Would this same piece work better had they had more time to rehearse? It’s hard to say. As much as art is about self expression, there’s beauty in restriction. It didn’t hurt that Abi had previously adapted the same script in Texas with a different cast. The assistant director, Masha, told me that there were certain scenes in the play that had to be removed, because they were impossible to recreate especially with the time constraints. Yet, the play kept its same lighthearted pace throughout.
The Red and White queens were a highlight of the show for me. They were so energetic in contrast to Alice, who was clearly the straight man throughout the play. They were played by Augusta Wind and Little Star respectively. Genderfuck and gender fluid characters make perfect sense in a setting like Wonderland. In a place where cats can talk, why not have the King of cards be played by a woman? So, the Red and White queens being played by drag queens somehow feels simple, yet fresh. Their performance incorporated a lot of shade throwing, and word play, which perfectly aligns with Lewis Carrol’s original story.
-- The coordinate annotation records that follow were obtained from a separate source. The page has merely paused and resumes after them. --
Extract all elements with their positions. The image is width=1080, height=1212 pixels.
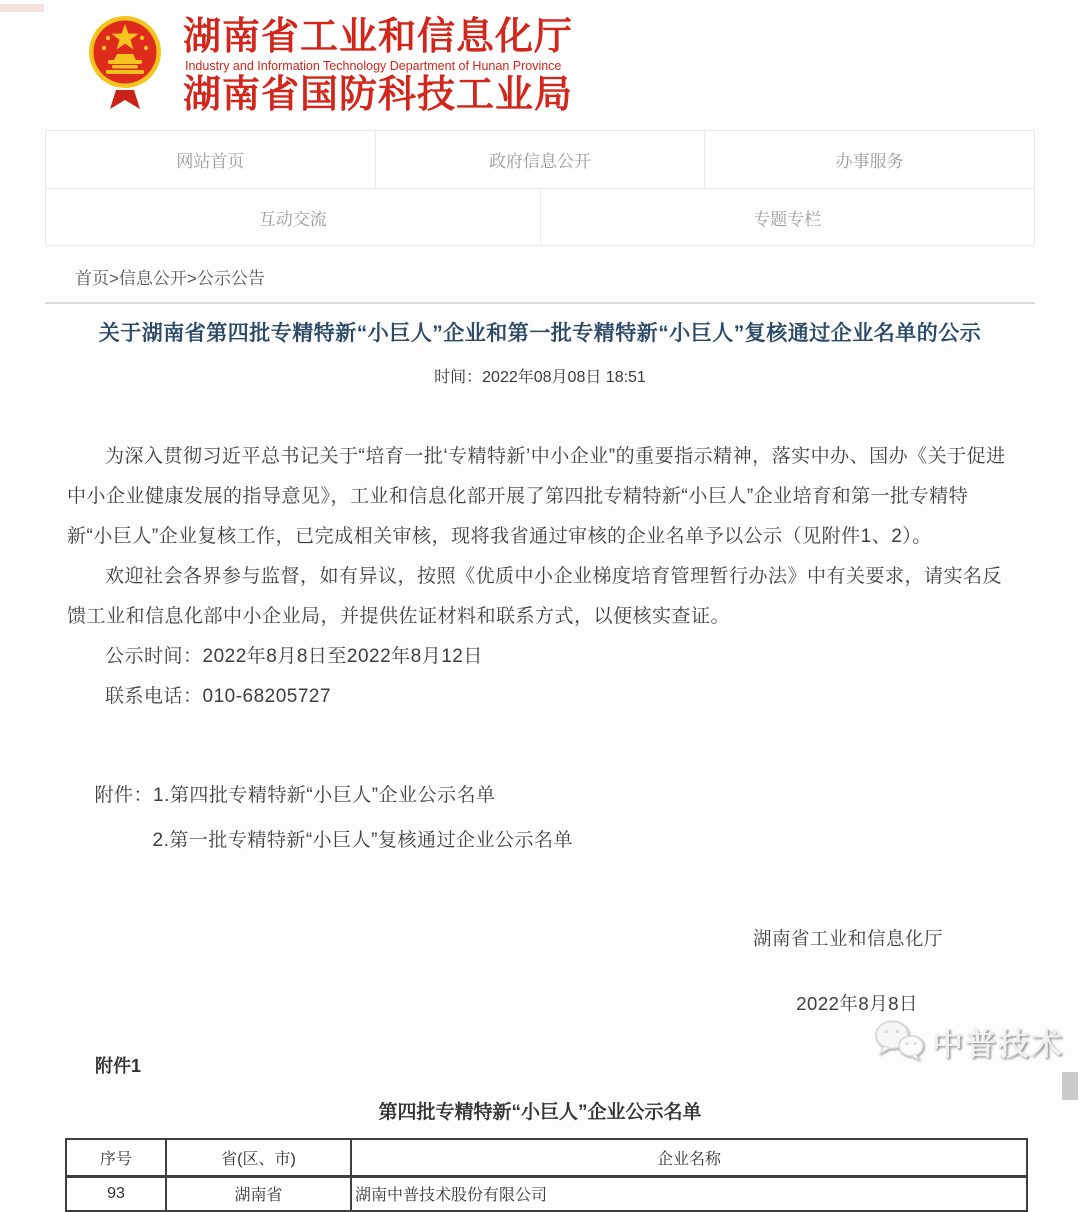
divider-line (45, 302, 1035, 304)
signature-org: 湖南省工业和信息化厅 (752, 928, 943, 949)
org-name-english: Industry and Information Technology Department of Hunan Province (185, 59, 562, 73)
contact-phone-line: 联系电话：010-68205727 (105, 686, 332, 707)
nav-item-home[interactable]: 网站首页 (176, 152, 245, 171)
annex-table-title: 第四批专精特新“小巨人”企业公示名单 (378, 1102, 702, 1123)
nav-item-gov-info[interactable]: 政府信息公开 (375, 131, 705, 188)
nav-row-2 (46, 188, 1034, 245)
table-header-row (66, 1139, 1027, 1176)
header-cell-company: 企业名称 (351, 1139, 1027, 1176)
nav-item-services[interactable]: 办事服务 (704, 131, 1034, 188)
table-row (66, 1176, 1027, 1211)
annex-label: 附件1 (95, 1056, 142, 1076)
site-header (0, 0, 1080, 130)
org-title-block (183, 16, 573, 116)
nav-item-special-columns[interactable]: 专题专栏 (540, 189, 1035, 245)
attachment-link-2[interactable]: 2.第一批专精特新“小巨人”复核通过企业公示名单 (152, 830, 574, 851)
paragraph-1: 为深入贯彻习近平总书记关于“培育一批‘专精特新’中小企业”的重要指示精神，落实中办、国办《关于促进中小企业健康发展的指导意见》，工业和信息化部开展了第四批专精特新“小巨人”企业培育和第一批专精特新“小巨人”企业复核工作，已完成相关审核，现将我省通过审核的企业名单予以公示（见附件1、2）。 (67, 446, 1006, 547)
cell-company: 湖南中普技术股份有限公司 (351, 1176, 1027, 1211)
publish-time: 时间：2022年08月08日 18:51 (434, 369, 646, 386)
company-list-table (65, 1138, 1028, 1212)
scan-artifact (0, 4, 44, 12)
nav-item-interaction[interactable]: 互动交流 (258, 209, 327, 229)
cell-province: 湖南省 (166, 1176, 351, 1211)
signature-date: 2022年8月8日 (796, 993, 918, 1014)
notice-period-line: 公示时间：2022年8月8日至2022年8月12日 (105, 646, 483, 667)
national-emblem-icon (86, 12, 164, 112)
signature-block (67, 919, 1013, 1024)
article-body (67, 437, 1013, 1024)
org-name-line2: 湖南省国防科技工业局 (183, 74, 574, 116)
page-title: 关于湖南省第四批专精特新“小巨人”企业和第一批专精特新“小巨人”复核通过企业名单的公示 (98, 322, 982, 345)
breadcrumb[interactable]: 首页>信息公开>公示公告 (75, 269, 265, 288)
main-nav (45, 130, 1035, 246)
nav-row-1 (46, 131, 1034, 188)
header-cell-province: 省(区、市) (166, 1139, 351, 1176)
scrollbar-thumb[interactable] (1062, 1072, 1078, 1100)
cell-serial: 93 (66, 1176, 166, 1211)
paragraph-2: 欢迎社会各界参与监督，如有异议，按照《优质中小企业梯度培育管理暂行办法》中有关要求，请实名反馈工业和信息化部中小企业局，并提供佐证材料和联系方式，以便核实查证。 (67, 566, 1003, 627)
watermark-text: 中普技术 (932, 1026, 1064, 1062)
org-name-line1: 湖南省工业和信息化厅 (183, 16, 574, 58)
attachment-link-1[interactable]: 附件：1.第四批专精特新“小巨人”企业公示名单 (94, 785, 496, 806)
attachments-list (67, 773, 1013, 863)
national-emblem-logo (86, 12, 164, 112)
header-cell-serial: 序号 (66, 1139, 166, 1176)
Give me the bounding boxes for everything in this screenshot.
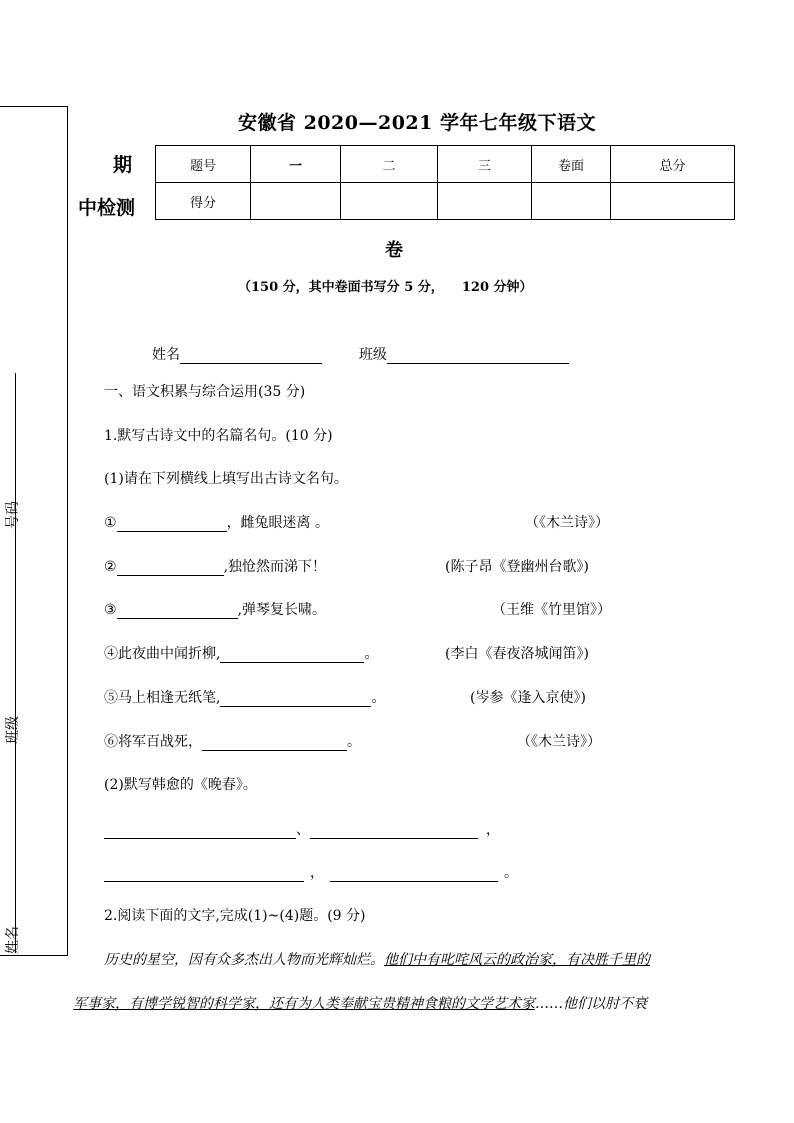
score-table-score-row <box>156 183 735 220</box>
item-number: ⑥ <box>104 734 118 750</box>
poem-item <box>104 599 326 619</box>
binding-line <box>15 373 16 953</box>
poem-source: (岑参《逢入京使》) <box>470 690 586 706</box>
score-input-cell[interactable] <box>532 183 611 220</box>
exam-title: 安徽省 2020—2021 学年七年级下语文 <box>238 112 596 134</box>
binding-margin <box>0 106 68 956</box>
poem-source: （《木兰诗》） <box>525 515 609 531</box>
section-heading: 一、语文积累与综合运用(35 分) <box>104 384 306 400</box>
poem-source: （王维《竹里馆》） <box>492 602 611 618</box>
passage-underlined-text: 他们中有叱咤风云的政治家，有决胜千里的 <box>384 952 650 968</box>
class-label: 班级 <box>358 347 387 363</box>
item-text: 马上相逢无纸笔, <box>118 690 221 706</box>
poem-lines-row-1 <box>104 819 500 839</box>
binding-name-label: 姓名 <box>5 926 21 954</box>
score-table <box>155 145 735 220</box>
answer-blank[interactable] <box>117 561 224 576</box>
answer-blank[interactable] <box>330 867 498 882</box>
item-number: ⑤ <box>104 690 118 706</box>
passage-text: 历史的星空，因有众多杰出人物而光辉灿烂。 <box>104 952 384 968</box>
passage-text: ……他们以肘不衰 <box>535 996 647 1012</box>
class-blank[interactable] <box>387 349 569 364</box>
question-1: 1.默写古诗文中的名篇名句。(10 分) <box>104 428 333 444</box>
name-label: 姓名 <box>152 347 180 363</box>
poem-source: (李白《春夜洛城闻笛》) <box>445 646 589 662</box>
item-text: 。 <box>364 646 379 662</box>
exam-subtitle: （150 分，其中卷面书写分 5 分， 120 分钟） <box>238 280 533 295</box>
student-info <box>152 344 569 364</box>
question-1-part-1: (1)请在下列横线上填写出古诗文名句。 <box>104 471 348 487</box>
question-1-part-2: (2)默写韩愈的《晚春》。 <box>104 777 257 793</box>
poem-item <box>104 512 329 532</box>
passage-line-1 <box>104 949 650 969</box>
poem-item <box>104 643 378 663</box>
score-cell: 卷面 <box>532 146 611 183</box>
score-input-cell[interactable] <box>341 183 438 220</box>
score-cell: 二 <box>341 146 438 183</box>
item-number: ① <box>104 515 117 531</box>
item-text: 。 <box>347 734 361 750</box>
item-text: ,独怆然而涕下！ <box>223 559 327 575</box>
passage-underlined-text: 军事家，有博学锐智的科学家，还有为人类奉献宝贵精神食粮的文学艺术家 <box>73 996 535 1012</box>
score-input-cell[interactable] <box>611 183 735 220</box>
answer-blank[interactable] <box>202 736 347 751</box>
poem-source: （《木兰诗》） <box>517 734 601 750</box>
punctuation: 。 <box>504 865 518 881</box>
item-number: ② <box>104 559 117 575</box>
punctuation: ， <box>310 865 324 881</box>
answer-blank[interactable] <box>220 692 371 707</box>
answer-blank[interactable] <box>117 604 238 619</box>
item-number: ③ <box>104 602 117 618</box>
score-cell: 得分 <box>156 183 251 220</box>
item-text: ，雌兔眼迷离 。 <box>226 515 330 531</box>
answer-blank[interactable] <box>104 867 304 882</box>
score-cell: 三 <box>438 146 532 183</box>
item-text: 此夜曲中闻折柳, <box>118 646 221 662</box>
item-text: ,弹琴复长啸。 <box>237 602 327 618</box>
item-text: 。 <box>371 690 386 706</box>
answer-blank[interactable] <box>104 824 296 839</box>
punctuation: ， <box>486 822 500 838</box>
answer-blank[interactable] <box>310 824 478 839</box>
title-side-bottom: 中检测 <box>78 197 136 219</box>
name-blank[interactable] <box>180 349 322 364</box>
title-juan: 卷 <box>385 240 403 261</box>
question-2: 2.阅读下面的文字,完成(1)~(4)题。(9 分) <box>104 908 366 924</box>
binding-class-label: 班级 <box>5 716 21 744</box>
answer-blank[interactable] <box>220 648 364 663</box>
passage-line-2 <box>73 993 647 1013</box>
item-text: 将军百战死， <box>118 734 202 750</box>
answer-blank[interactable] <box>117 517 227 532</box>
poem-item <box>104 687 385 707</box>
poem-item <box>104 556 326 576</box>
score-cell: 题号 <box>156 146 251 183</box>
score-input-cell[interactable] <box>251 183 341 220</box>
score-cell: 一 <box>251 146 341 183</box>
poem-lines-row-2 <box>104 862 518 882</box>
score-table-header-row <box>156 146 735 183</box>
score-cell: 总分 <box>611 146 735 183</box>
punctuation: 、 <box>296 822 310 838</box>
item-number: ④ <box>104 646 118 662</box>
binding-number-label: 号码 <box>5 501 21 529</box>
poem-item <box>104 731 361 751</box>
title-side-top: 期 <box>113 154 133 176</box>
poem-source: (陈子昂《登幽州台歌》) <box>445 559 589 575</box>
score-input-cell[interactable] <box>438 183 532 220</box>
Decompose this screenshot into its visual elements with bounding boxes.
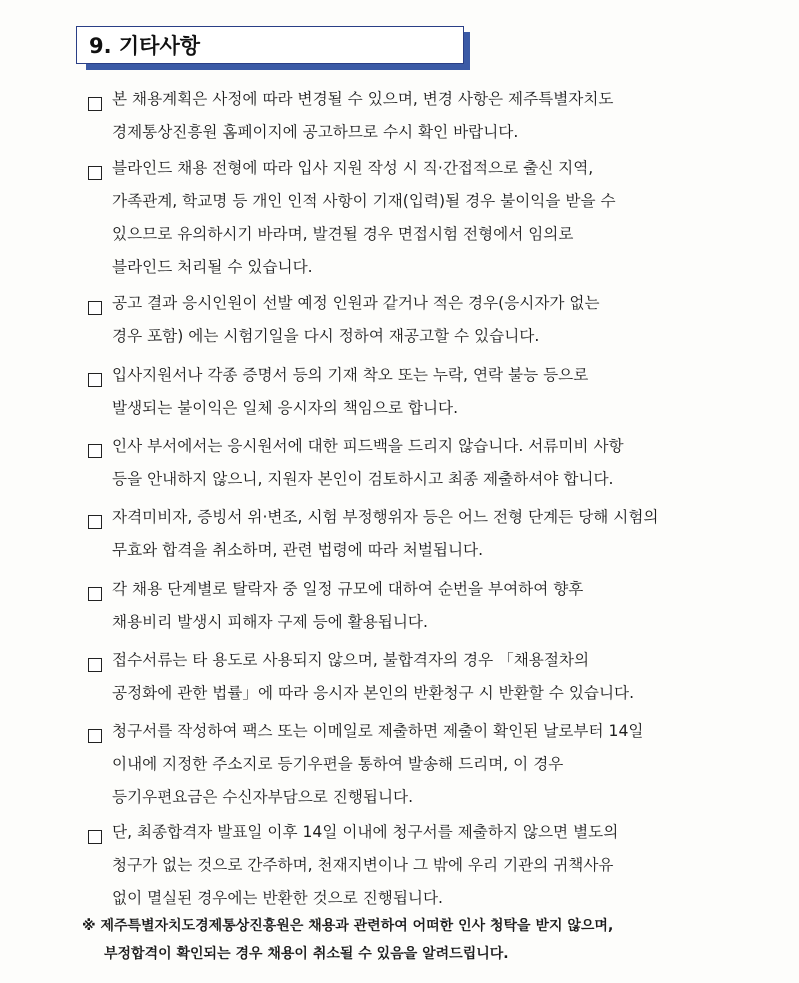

I think a big mistake people make when adapting Alice’s Adventures in Wonderland (1865) is that they try to insert logic and heavy plot into it. This can work, but rarely does. It’s understandable why someone would attempt to do so, as there are so many ideas introduced in the original story that you could extrapolate on. However, then the whimsy often gets lost. At its core, Alice’s Adventures in Wonderland (1865) is a children’s book about a little girl having an adventure in a topsy-turvy world. It doesn’t need a coherent plot or some big life lesson to work. Children, just like adults, deserve media that’s only goal is to entertain, and Alice in 24 does exactly that. Spending the afternoon with these wacky characters was a great way to spend a Sunday.